La basilica di Sant'Ambrogio

È la seconda chiesa più importante di Milano, punto di riferimento dell'epoca paleocristiana e medievale, nonché della storia della Chiesa Ambrosiana. Fondata dal Vescovo Ambrogio fra il 379 ed il 386 d.C. per celebrare i martiri cristiani lì uccisi dai Romani, venne dedicata a quest'ultimo quando vi fu sepolto alla sua morte, avvenuta nel 397 d.C.. Ma anche se venne fondata in epoca romana, quella di oggi non è la basilica che venne costruita allora: infatti, anche se la pianta segue fedelmente la disposizione di quella originale, essa è stata gradualmente costruita fra il 790 ed il 1099 d.C..

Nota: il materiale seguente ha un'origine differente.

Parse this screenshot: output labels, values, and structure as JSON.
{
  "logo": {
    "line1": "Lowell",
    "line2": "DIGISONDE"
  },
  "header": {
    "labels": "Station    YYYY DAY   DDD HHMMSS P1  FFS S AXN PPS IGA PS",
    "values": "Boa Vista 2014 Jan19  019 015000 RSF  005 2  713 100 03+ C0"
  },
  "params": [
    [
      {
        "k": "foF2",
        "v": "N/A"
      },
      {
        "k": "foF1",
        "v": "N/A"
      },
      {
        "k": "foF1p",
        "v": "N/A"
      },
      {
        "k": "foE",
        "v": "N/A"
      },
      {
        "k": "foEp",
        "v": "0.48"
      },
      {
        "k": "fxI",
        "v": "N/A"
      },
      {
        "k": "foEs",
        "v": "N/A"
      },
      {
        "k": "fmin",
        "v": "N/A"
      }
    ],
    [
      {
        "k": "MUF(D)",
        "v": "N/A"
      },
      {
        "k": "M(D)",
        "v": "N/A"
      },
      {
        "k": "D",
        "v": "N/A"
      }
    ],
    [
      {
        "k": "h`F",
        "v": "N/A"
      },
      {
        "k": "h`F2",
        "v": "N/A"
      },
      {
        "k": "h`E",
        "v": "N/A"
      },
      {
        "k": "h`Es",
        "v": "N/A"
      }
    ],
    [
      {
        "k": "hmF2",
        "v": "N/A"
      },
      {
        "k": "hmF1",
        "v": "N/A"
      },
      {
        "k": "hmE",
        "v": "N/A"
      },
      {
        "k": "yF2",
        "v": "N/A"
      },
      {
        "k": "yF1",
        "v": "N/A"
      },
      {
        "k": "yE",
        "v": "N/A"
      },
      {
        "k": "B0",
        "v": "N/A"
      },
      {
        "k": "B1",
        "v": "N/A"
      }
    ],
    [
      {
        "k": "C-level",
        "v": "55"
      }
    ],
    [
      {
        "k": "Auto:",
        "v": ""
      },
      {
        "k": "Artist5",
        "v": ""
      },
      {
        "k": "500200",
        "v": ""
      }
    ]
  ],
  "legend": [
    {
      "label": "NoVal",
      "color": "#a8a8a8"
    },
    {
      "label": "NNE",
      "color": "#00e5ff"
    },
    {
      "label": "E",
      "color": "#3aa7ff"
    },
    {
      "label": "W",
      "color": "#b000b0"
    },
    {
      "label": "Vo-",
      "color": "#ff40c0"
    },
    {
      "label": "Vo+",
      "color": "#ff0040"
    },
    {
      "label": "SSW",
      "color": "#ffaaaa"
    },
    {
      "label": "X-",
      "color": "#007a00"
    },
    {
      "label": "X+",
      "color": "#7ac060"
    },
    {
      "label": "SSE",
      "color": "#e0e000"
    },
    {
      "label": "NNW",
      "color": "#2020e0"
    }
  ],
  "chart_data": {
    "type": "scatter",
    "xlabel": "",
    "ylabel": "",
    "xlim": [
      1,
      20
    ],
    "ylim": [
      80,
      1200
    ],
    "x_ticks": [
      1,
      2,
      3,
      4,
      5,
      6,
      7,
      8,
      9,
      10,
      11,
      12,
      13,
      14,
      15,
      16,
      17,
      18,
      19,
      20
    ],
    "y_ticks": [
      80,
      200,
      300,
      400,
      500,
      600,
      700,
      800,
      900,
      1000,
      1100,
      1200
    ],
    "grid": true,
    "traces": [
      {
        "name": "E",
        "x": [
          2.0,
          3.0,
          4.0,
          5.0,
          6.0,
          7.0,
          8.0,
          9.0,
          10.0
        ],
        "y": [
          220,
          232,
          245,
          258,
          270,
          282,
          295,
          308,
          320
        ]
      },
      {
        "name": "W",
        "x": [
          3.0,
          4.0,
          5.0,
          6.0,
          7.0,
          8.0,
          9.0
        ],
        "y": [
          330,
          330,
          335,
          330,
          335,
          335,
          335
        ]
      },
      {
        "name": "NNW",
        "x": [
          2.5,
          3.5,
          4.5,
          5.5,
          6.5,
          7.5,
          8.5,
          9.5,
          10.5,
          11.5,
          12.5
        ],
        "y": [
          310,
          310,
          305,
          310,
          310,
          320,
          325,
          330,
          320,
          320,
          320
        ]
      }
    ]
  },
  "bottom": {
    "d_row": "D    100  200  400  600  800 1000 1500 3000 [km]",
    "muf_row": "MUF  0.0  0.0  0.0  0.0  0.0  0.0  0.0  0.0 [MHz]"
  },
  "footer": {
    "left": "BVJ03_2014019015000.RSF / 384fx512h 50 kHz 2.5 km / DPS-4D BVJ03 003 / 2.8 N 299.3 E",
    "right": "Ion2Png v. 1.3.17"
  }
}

Facciata della basilica vista dal quadriportico

La basilica presenta un quadriportico antistante l'entrata con tre navate ed altrettante absidi. Lo stile è prettamente romanico, mentre il materiale di costruzione è povero: mattoni, pietra ed intonaco bianco. La facciata a capanna è larga e schiacciata. Presenta due logge sovrapposte. Quella inferiore ha cinque arcate uguali (di cui solo tre sono visibili in facciata) e si ricongiunge con il perimetro interno del portico, pur avendo queste arcate leggermente più alte, mentre quella superiore ha cinque arcate che scalano in altezza, assecondando il profilo degli spioventi. Presenta anche degli archetti pensili, cioè file di piccoli archi a tutto sesto che "ricamano" la cornice marcapiano e gli spioventi.
Vi sono presenti eleganti arcate sostenute da pilastri fiancheggiati da semicolonne. Tutte le membrature del portico sono ben evidenziate, anche coloristicamente. Le arcate hanno doppia ghiera, le cornici sono sorrette da archetti pensili analoghi a quelli della facciata, mentre sottili lesene si profilano sulle superfici superiori, dividendole con regolarità.

Navata centrale

L'interno venne strutturato secondo le più avanzate novità d'Oltralpe, con l'uso di volte a crociera a costoloni, nelle quali ogni elemento confluisce in una struttura portante apposita, con un'architettura rigorosa e coerente. In sostanza, ogni arco delle volte poggia su un semipilastro o una semicolonna propria, poi raggruppati nel pilastro a fascio, la cui sezione orizzontale non è quindi casuale, ma legata strettamente alla struttura dell'alzato. Le volte delle navate laterali, con campate di dimensioni pari alla metà del lato di una campata nella navata centrale, poggiano su pilastri minori e reggono i matronei. Questi ultimi occupano tutto lo spazio eventualmente disponibile per il cleristorio: lo sviluppo in altezza ne risulta bloccato ma, coerentemente con lo sviluppo complessivo, la luce si tende lungo l'asse maggiore (la stessa forma plastica dei pilastri polistili è subordinata a questa illuminazione bassa) e passa dalle finestre della facciata (qui, peraltro, filtrata dalle logge) e dal tiburio (come detto, successivo).

Ciborio ed abside

In corrispondenza del tiburio, nell'ultima campata della navata centrale, si trova il presbiterio con, al centro, l'altare maggiore, realizzato tra l'824 e l'859 da Vuolvino, con prezioso paliotto aureo in rilievo con pietre incastonate su tutti e quattro i lati. L'altare è sormontato dal ciborio coevo, commissionato dall'arcivescovo di Milano Angilberto II, dal quale prende il nome.
Nel catino absidale, si trova un mosaico, ricostruito dopo la seconda guerra mondiale riutilizzando i resti di quello precedente distrutto dalle bombe, risalente al IV secolo, ma più volte modificato entro il IX secolo. Al centro vi è il Pantocratore tra i santi Gervaso e Protaso e, ai lati, scene della vita di Sant'Ambrogio.

Mosaico absidale

Sant'Ambrogio vale una visita. È uno dei grandi capolavori medievali di Milano insieme al Duomo, e mostra tutta la grandiosità della storia medievale di questa città.